As a gardener and professor of horticulture at the University of Wisconsin, Madison, Dr. Shelley Jansky was confident she knew a lot about plants—with good reason. Then she discovered native plants, and everything changed. Especially her yard.
I have been a gardener for as long as I can remember, but I’ve only recently discovered the
many joys of working with native plants. In the past, my goal was to create a pleasing
arrangement of plants that, once established, would be predictable and constant over time.
Now, I think of myself as working alongside Mother Nature, embracing diversity and change.
This transition has required destructive processes in my gardens and in my way of thinking.

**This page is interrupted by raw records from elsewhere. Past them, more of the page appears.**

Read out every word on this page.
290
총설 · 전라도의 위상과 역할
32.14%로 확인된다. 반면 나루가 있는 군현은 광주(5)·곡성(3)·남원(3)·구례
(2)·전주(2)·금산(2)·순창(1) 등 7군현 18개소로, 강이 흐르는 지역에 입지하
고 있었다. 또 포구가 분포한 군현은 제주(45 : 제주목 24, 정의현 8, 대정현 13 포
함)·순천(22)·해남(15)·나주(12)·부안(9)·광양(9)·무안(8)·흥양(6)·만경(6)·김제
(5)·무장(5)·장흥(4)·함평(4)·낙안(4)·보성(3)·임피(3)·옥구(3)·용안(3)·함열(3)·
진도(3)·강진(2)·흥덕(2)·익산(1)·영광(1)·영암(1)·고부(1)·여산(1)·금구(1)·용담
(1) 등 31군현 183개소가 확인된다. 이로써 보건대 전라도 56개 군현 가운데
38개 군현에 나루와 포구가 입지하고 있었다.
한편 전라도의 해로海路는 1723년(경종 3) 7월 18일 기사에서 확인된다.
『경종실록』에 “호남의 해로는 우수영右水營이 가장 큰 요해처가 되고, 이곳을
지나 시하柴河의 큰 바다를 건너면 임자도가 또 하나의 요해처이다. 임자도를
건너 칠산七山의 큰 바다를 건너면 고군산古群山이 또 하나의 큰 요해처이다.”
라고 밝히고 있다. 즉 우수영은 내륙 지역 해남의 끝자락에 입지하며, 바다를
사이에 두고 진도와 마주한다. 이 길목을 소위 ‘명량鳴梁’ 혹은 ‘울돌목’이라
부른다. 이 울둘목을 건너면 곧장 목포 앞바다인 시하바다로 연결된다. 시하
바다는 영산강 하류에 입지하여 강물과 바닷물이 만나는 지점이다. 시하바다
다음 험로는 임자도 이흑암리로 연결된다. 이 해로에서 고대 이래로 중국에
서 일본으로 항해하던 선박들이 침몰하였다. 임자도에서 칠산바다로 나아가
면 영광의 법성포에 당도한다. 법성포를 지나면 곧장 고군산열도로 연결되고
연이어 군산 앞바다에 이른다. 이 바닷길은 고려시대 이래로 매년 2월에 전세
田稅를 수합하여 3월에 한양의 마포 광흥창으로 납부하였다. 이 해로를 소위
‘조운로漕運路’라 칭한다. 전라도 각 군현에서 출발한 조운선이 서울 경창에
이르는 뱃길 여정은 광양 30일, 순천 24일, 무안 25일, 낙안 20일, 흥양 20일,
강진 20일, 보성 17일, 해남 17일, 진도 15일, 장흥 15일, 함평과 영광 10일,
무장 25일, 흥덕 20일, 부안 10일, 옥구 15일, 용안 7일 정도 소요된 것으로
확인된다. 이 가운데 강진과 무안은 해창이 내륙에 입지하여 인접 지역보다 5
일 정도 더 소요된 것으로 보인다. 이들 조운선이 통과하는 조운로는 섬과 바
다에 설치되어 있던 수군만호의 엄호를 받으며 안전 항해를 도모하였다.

The rewards, though, have been more than I ever would have imagined.
—Shelley Jansky
Jansky will discuss her journey in a special guest talk, “Embracing Native Plants: Trials and Tribulations,” at 6 p.m. ET, Tuesday, May 21 on Zoom.
You can click here to join the meeting. The regular chapter board meeting will follow; all are welcome to attend.
Clockwise from upper left are images from Jansky’s garden: a bumblebee on a wild bergemot, a bottle gentian seedling, some of her thousands of homegrown transplants, Jansky transplanting seedlings, a wasp heading toward a red milkweed, and some very healthy plugs of great blue lobelia.